To compare, in vitro, the cytotoxicity profile of a new formulation of travoprost 0.004%/timolol 0.5% fixed combination ophthalmic solution preserved with polyquaternium-1 0.001% (travoprost/timolol PQ) instead of benzalkonium chloride (BAK) with (1) commercially available travoprost 0.004%/timolol 0.5% fixed combination ophthalmic solution (travoprost/timolol BAK), (2) commercially available latanoprost 0.005%/timolol 0.5% fixed combination ophthalmic solution (latanoprost/timolol BAK), and (3) their associated BAK concentrations.
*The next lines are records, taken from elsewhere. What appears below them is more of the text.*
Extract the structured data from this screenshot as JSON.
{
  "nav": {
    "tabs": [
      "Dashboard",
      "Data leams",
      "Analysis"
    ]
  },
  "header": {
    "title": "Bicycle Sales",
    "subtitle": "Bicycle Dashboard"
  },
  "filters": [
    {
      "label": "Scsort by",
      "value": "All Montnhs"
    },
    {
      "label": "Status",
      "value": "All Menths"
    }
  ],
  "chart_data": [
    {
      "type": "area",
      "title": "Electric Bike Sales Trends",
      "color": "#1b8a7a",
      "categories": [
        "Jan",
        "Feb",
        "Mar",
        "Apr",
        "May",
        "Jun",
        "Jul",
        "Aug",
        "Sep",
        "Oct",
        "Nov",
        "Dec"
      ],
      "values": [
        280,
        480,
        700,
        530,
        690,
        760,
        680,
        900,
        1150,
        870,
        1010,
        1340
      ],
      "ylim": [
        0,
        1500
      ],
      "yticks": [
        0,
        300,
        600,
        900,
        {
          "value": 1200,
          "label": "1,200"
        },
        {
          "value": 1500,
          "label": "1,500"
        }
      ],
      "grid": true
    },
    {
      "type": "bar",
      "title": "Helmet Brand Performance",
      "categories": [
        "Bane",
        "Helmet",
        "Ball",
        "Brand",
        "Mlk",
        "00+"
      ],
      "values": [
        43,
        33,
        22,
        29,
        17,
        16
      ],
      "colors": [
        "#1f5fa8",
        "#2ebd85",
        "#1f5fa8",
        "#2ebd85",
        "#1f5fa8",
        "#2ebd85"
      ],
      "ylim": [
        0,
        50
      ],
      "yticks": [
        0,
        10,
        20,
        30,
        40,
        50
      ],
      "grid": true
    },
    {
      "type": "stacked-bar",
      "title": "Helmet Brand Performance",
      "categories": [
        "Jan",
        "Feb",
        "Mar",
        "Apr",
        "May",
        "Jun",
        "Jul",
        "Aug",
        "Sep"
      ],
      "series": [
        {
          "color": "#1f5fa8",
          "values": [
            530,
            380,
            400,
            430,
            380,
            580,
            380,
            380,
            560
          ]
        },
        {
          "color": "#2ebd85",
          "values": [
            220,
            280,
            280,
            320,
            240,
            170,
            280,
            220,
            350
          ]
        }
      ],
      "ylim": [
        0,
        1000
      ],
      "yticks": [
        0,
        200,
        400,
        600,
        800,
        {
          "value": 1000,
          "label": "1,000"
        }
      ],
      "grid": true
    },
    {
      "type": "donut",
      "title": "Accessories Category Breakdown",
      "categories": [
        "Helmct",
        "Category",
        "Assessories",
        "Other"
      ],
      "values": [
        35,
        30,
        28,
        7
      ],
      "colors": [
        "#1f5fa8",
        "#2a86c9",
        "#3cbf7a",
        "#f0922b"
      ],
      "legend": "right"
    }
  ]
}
Compounds tested on Wong-Kilbourne-derived human conjunctival epithelial cells: (1) phosphate-buffered saline, (2) polyquaternium-1 0.001% (Polyquad(®), PQ), (3) travoprost/timolol PQ, (4) travoprost/timolol BAK with 0.015% BAK (DuoTrav(®)), (5) BAK 0.015%, (6) latanoprost/timolol BAK with 0.020% BAK (Xalacom(®)), and (7) BAK 0.020%. Toxicological assays were used to assess cell viability [neutral red (NR), Alamar blue (AB)], apoptosis (YO-PRO-1, Hoechst 33342), and oxidative stress (H(2)DCF-DA, hydroethidine). The apoptosis and oxidative stress assays were each reported according to cell viability as observed with NR and AB (totaling 10 analyses per treatment).
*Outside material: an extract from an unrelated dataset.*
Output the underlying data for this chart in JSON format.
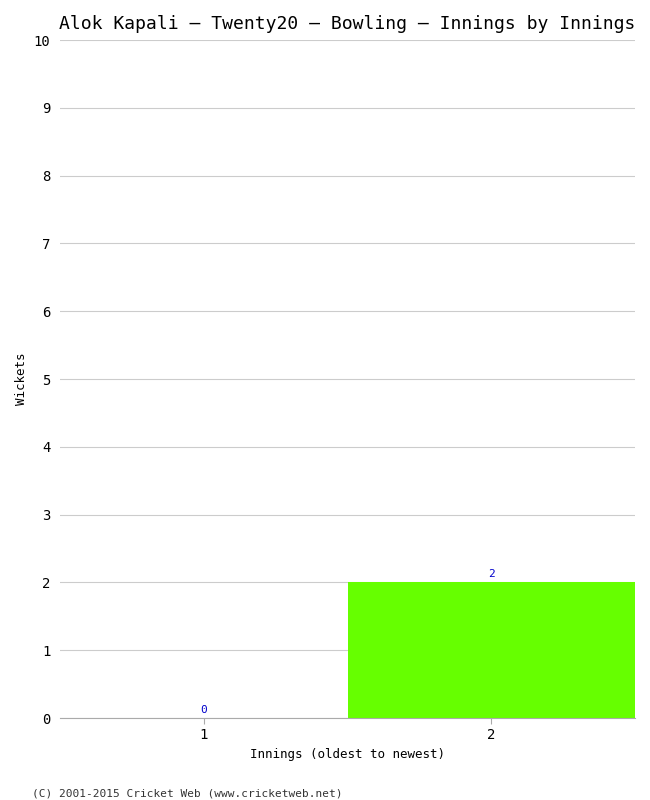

The NR and AB assays demonstrated that cells incubated with travoprost/timolol PQ had significantly better viability than cells incubated with latanoprost/timolol BAK, travoprost/timolol BAK, BAK 0.015%, and BAK 0.020% (P<0.0001 for all). As assessed with YO-PRO-1 and Hoechst 33342 relative to cell viability determined with NR or AB, travoprost/timolol PQ produced significantly less apoptosis than travoprost/timolol BAK and latanoprost/timolol BAK and their respective BAK concentrations alone (P<0.0001 for all). Also, travoprost/timolol BAK induced less apoptosis than latanoprost/timolol BAK (P<0.0001). As assessed with H(2)DCF-DA as a ratio to NR or AB, all of the compounds without BAK (phosphate-buffered saline, PQ 0.001%, and travoprost/timolol PQ) and travoprost/timolol BAK produced significantly less reactive oxygen species than latanoprost/timolol BAK (P<0.0001 for all). As assessed with hydroethidine as a ratio to NR or AB, travoprost/timolol PQ produced significantly fewer superoxide anions than latanoprost/timolol BAK (P<0.0001). In contrast, release of superoxide anions (hydroethidine method) after incubation with travoprost/timolol BAK was not significantly different from incubation with latanoprost/timolol BAK or travoprost/timolol PQ.


Travoprost/timolol PQ may be better for ocular surface health than either BAK preserved formulations of latanoprost/timolol or travoprost/timolol.